Rifiutare questa sorta di manicheismo aprioristico
non solo non ci esime dallo sforzo di distinguere, ma al
contrario ci impegna a discernere molto più a fondo, nella trama di
una complessità che non possiamo più ignorare (13)
; abbiamo cioè a che
fare con una pluralità di "concetti", come arte fascista /
arte antifascista / arte non fascista / arte di Stato / arte di regime
/ arte non fascista ma che chiede riconoscimento allo stato fascista.
NOTE
9.
Una ricca raccolta di documenti e testimonianze, validamente
presentate, è in Paola Barocchi, Storia moderna dell’arte in
Italia. Manifesti polemiche documenti. Vol. III*, Dal Novecento ai
dibattiti sulla figura e sul monumentale, 1925-1945, Torino,
Einaudi, 1990, pagg. 9-12.
torna su
10.
Faccio riferimento in particolare a sue affermazioni pronunciate nel
discorso di inaugurazione della III Quadriennale, il 5 febbraio 1939.
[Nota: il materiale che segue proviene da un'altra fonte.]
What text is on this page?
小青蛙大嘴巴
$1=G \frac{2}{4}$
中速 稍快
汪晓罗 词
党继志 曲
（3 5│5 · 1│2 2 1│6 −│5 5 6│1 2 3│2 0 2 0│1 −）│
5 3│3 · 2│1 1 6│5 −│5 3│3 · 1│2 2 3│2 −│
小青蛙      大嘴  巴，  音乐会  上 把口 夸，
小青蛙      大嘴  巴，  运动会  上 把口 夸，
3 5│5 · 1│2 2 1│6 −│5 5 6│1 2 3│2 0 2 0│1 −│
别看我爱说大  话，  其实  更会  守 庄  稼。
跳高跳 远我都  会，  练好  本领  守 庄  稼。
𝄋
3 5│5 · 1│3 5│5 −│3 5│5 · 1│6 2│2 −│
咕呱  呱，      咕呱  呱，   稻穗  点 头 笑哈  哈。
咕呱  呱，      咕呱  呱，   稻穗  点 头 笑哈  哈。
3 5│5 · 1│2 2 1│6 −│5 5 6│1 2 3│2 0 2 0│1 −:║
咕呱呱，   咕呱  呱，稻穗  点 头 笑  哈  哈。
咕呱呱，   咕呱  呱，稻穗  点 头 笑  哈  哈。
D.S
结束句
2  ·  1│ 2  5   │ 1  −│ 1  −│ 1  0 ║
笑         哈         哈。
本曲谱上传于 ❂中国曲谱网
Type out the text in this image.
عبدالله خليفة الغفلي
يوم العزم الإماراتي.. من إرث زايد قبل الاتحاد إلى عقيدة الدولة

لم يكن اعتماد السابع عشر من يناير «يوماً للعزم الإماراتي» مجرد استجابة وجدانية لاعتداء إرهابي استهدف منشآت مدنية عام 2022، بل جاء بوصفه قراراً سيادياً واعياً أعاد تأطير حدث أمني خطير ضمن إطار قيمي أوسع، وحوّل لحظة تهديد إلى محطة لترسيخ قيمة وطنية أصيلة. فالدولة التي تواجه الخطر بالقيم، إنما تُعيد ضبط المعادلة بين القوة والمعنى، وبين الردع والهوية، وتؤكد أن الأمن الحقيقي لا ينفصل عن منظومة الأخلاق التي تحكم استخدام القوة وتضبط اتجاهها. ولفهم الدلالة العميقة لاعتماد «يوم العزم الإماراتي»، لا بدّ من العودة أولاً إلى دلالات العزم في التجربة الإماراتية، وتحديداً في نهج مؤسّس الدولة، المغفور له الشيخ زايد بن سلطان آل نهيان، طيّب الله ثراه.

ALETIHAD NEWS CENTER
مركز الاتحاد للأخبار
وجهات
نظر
Cfr. Gli anni del Premio Bergamo. Arte in Italia intorno agli Anni
Trenta, (Bergamo, Galleria d’Arte Moderna e Contemporanea e
Accademia Carrara, 25.9.1993/ 9.1.1994), a c. di F. Rossi, Milano,
Electa, 1993, pag. 248. torna
su
11.
Cfr. E. Gentile, Il culto del littorio. La sacralizzazione della
politica nell’Italia fascista, Roma-Bari, Laterza, 1993. In
particolare nel V capitolo (I templi della fede, dedicato
alle arti), ha notevole rilievo il richiamo di Bottai all’ortodossia
fascista, come argine invalicabile dalla libertà dell’artista. torna
su
12.
Cfr. H. Brenner, La politica culturale del nazismo, Bari,
Laterza, 1965 (H. Brenner, Die Kunstpolitik des Nationalsozialismus,
Rowohlt, Reinbeck bei Hamburg, 1963). torna
su
13. Cfr
J. Clair, La responsabilità dell’artista. Le avanguardie tra
terrore e ragione, Milano, Allemandi, 1997 (J. Clair, La
responsabilité de l’artiste, Paris, Gallimard, 1997) e Les
réalismes 1919-1939, (Parigi, Centre Georges Pompidou,
17.12.1980/20.4.1981 e Berlino, Staatliche Kunsthalle,
10.5/30.6.1981), catalogo della mostra a c. di J. Clair, Parigi,
Centre Georges Pompidou, 1980: testi di capitale importanza.